Fitch's London and Paris offices released, "Rated Money Market Funds Weather Wind Down of SIVs", which says, "Since the onset of the credit crisis in mid-2007, Fitch Ratings has closely monitored money market funds with exposure to asset-backed commercial paper (ABCP) and medium-term notes (MTNs) issued by structured investment vehicles (SIVs). The heightened monitoring was precipitated by the credit and liquidity pressures facing SIVs in general, and most recently, by the receivership of Sigma Finance Corporation (Sigma), which experienced an event of default under its Liquidity Facility on Oct. 2, 2008 and the appointment of receivers on Oct. 6, 2008."

The release continues, "Fitch's review of money market funds globally indicates that funds have successfully reduced their exposures to SIVs over the last year. Specifically, of 47 prime funds reviewed, average SIV exposure decreased to 1% of funds' portfolio balances as of November 2008 from 5% of funds' portfolio balances as of November 2007, including no exposure to ABCP or MTNs issued by Sigma. Furthermore, U.S.-domiciled money market funds have eliminated SIV exposure entirely. The support of institutional sponsors of money market funds has played an important role in reducing SIV exposure, as certain sponsors have provided funding access for funds or otherwise affected the outright purchase of ABCP and MTNs that were no longer eligible money market fund investments."

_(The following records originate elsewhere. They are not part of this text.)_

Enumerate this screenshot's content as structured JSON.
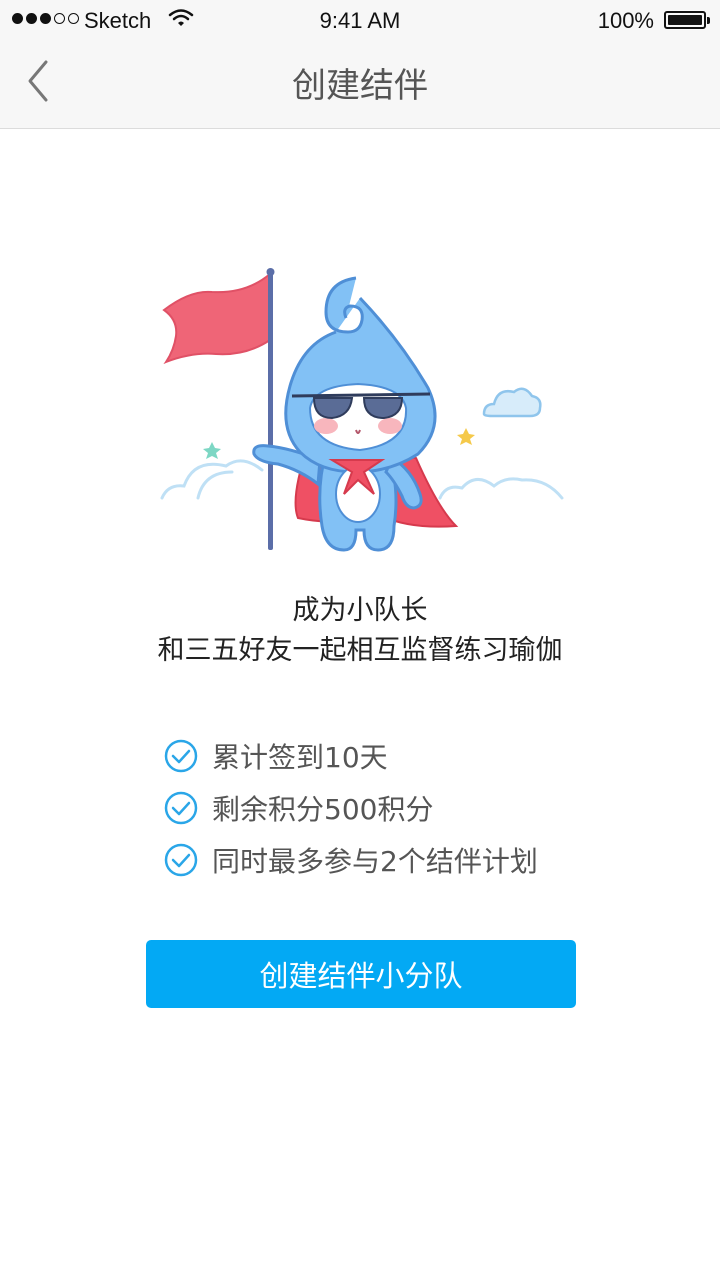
{
  "status_bar": {
    "carrier": "Sketch",
    "time": "9:41 AM",
    "battery": "100%"
  },
  "nav": {
    "title": "创建结伴"
  },
  "intro": {
    "line1": "成为小队长",
    "line2": "和三五好友一起相互监督练习瑜伽"
  },
  "benefits": [
    {
      "label": "累计签到10天"
    },
    {
      "label": "剩余积分500积分"
    },
    {
      "label": "同时最多参与2个结伴计划"
    }
  ],
  "cta": {
    "label": "创建结伴小分队"
  },
  "colors": {
    "accent": "#03a9f4",
    "check": "#2aa6e8",
    "flag": "#ef6577",
    "mascot": "#82c1f5"
  }
}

Finally, Fitch says, "From a credit quality perspective, all remaining SIV exposure underlying money market funds is rated 'A+' or higher, consistent with Fitch's rating criteria for 'AAA/V1+' rated money market funds. The degree of downside risk for remaining underlying SIV collateral is further mitigated by the active support of SIV's sponsoring institutions. For example, Citibank N.A. maintains a number of SIV programs of which Fitch rates the long-term senior notes 'A+', consistent with the long-term rating of Citibank N.A.... Fitch will continue to monitor remaining SIV exposure in money market funds and comment as warranted."